Touitou a dit que la majeure partie de l’information qu’ils reçoivent venait de civils. « Souvent ce sont les mêmes Israéliens qui rapportent que les convois d’aide passent. Après huit mois de guerre, les Israéliens sont frustrés de la manière dont l’aide est gérée à Gaza. Que ce soit des soldats, des policiers ou des civils comme moi, vous ne pouvez pas vous attendre à ce que nous acceptions que l’aide finisse dans les mains du Hamas. »

Sapir Sluzker Amran, une avocate israélienne des droits humains qui la semaine dernière s’est rendue au point de passage de Tarqumiya pour documenter les actions des colons et pour empêcher que l’aide ne soit pillée, a dit qu’elle a été battue et giflée par un colon et que les forces de sécurité israéliennes n’ont rien fait pour arrêter l’attaque.

« Les colons avaient des fusils et des couteaux », a dit Sapir. « J’ai demandé aux soldats des Forces de défense de les arrêter, étant donné que ce qu’ils faisaient était illégal, mais ils m’ont demandé de partir.
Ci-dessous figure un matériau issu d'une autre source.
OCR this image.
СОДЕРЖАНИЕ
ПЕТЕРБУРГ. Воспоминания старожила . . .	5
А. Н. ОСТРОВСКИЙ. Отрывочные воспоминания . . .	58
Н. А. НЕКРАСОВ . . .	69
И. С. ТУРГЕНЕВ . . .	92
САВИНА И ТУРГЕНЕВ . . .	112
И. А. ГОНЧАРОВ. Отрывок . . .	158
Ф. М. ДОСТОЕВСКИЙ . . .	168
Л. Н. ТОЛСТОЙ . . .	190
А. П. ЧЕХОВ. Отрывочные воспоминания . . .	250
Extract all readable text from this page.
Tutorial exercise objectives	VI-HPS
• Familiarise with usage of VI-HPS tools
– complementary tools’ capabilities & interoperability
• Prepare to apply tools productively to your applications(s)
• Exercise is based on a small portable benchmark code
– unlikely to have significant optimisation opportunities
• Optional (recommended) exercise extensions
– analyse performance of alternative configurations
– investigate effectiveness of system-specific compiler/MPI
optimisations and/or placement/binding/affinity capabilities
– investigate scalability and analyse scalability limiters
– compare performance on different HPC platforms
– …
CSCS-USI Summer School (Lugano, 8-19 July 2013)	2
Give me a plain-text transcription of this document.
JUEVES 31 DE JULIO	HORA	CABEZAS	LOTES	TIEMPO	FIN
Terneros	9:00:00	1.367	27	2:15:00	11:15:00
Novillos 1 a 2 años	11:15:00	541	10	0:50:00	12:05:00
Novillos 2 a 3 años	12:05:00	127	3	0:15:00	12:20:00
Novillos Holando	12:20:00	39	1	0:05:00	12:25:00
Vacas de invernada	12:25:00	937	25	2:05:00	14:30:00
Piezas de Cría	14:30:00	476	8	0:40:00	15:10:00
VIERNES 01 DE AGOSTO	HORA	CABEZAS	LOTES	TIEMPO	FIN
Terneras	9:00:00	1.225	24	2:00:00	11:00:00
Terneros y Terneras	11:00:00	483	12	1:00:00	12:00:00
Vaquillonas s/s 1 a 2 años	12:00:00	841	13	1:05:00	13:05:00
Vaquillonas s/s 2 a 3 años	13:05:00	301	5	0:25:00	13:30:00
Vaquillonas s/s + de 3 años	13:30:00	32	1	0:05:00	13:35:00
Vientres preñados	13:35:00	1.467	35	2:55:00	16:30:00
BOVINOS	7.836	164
À un moment, comme j’essayais d’empêcher qu’un camion d’aide ne soit vandalisé, un colon m’a giflée très violemment et s’est éloigné. Je l’ai filmé et j’ai pris des photos de lui. Je suis allée à la police et j’ai demandé leur aide car je voulais déposer plainte contre lui. Encore une fois, ils m’ont demandé de partir. Les forces israéliennes ont laissé l’homme qui m’a attaquée libre de vandaliser les camions ».

La collaboration alléguée entre l’armée et les colons a été dénoncée depuis des années par les Palestiniens et les organisations de défense des droits humains. En 2016, le caporal des Forces de défense Elad Sela, un résident de la colonie Bat Ayin qui a servi dans la brigade régionale Etzion, a été condamné à 45 mois de prison pour avoir transmis des informations classifiées à des militants extrémistes, leur permettant d’échapper.à une arrestation et de continuer leurs activités.

En octobre 2022, le major général Herzi Halevi, qui vivait dans la colonie de Kfar HaOranim, en Cisjordanie, a été nommé chef militaire du personnel d’Israël, une mesure qui a souligné la relation de l’armée avec les colons.

La police israélienne et Cogat, une agence du ministère de la Défense israélien, ont refusé de commenter les allégations selon lesquelles les membres des forces de sécurité aidaient ceux qui bloquent les livraisons d’aide.

 Dans une déclaration, Nir Dinar, le chef du service de presse international des Forces de défense, a rejeté les allégations comme « une affirmation sans fondement que j’entends pour la première fois ». Dinar a dit que la police enquêtait sur les incidents relatifs aux blocus et à la vandalisation des convois. « Les Forces de défense travaillent à empêcher ces sortes d’événements », a-t-il ajouté.

Dimanche, le ministre d’extrême-droite de la Sécurité nationale, Itamar Ben-Gvir, a suggéré que le gouvernement lui-même devrait stopper les camions d’aide pour Gaza au lieu de laisser cela à des groupes de militants.

« Nous sommes dans un pays démocratique et je suis en faveur de la liberté de manifester. Ils sont autorisés à manifester », a-t-il dit dans une interview à la radio de l’armée. « Je suis contre le fait qu’ils attaquent et brûlent des camions … C’est le Cabinet qui devrait stopper les camions ».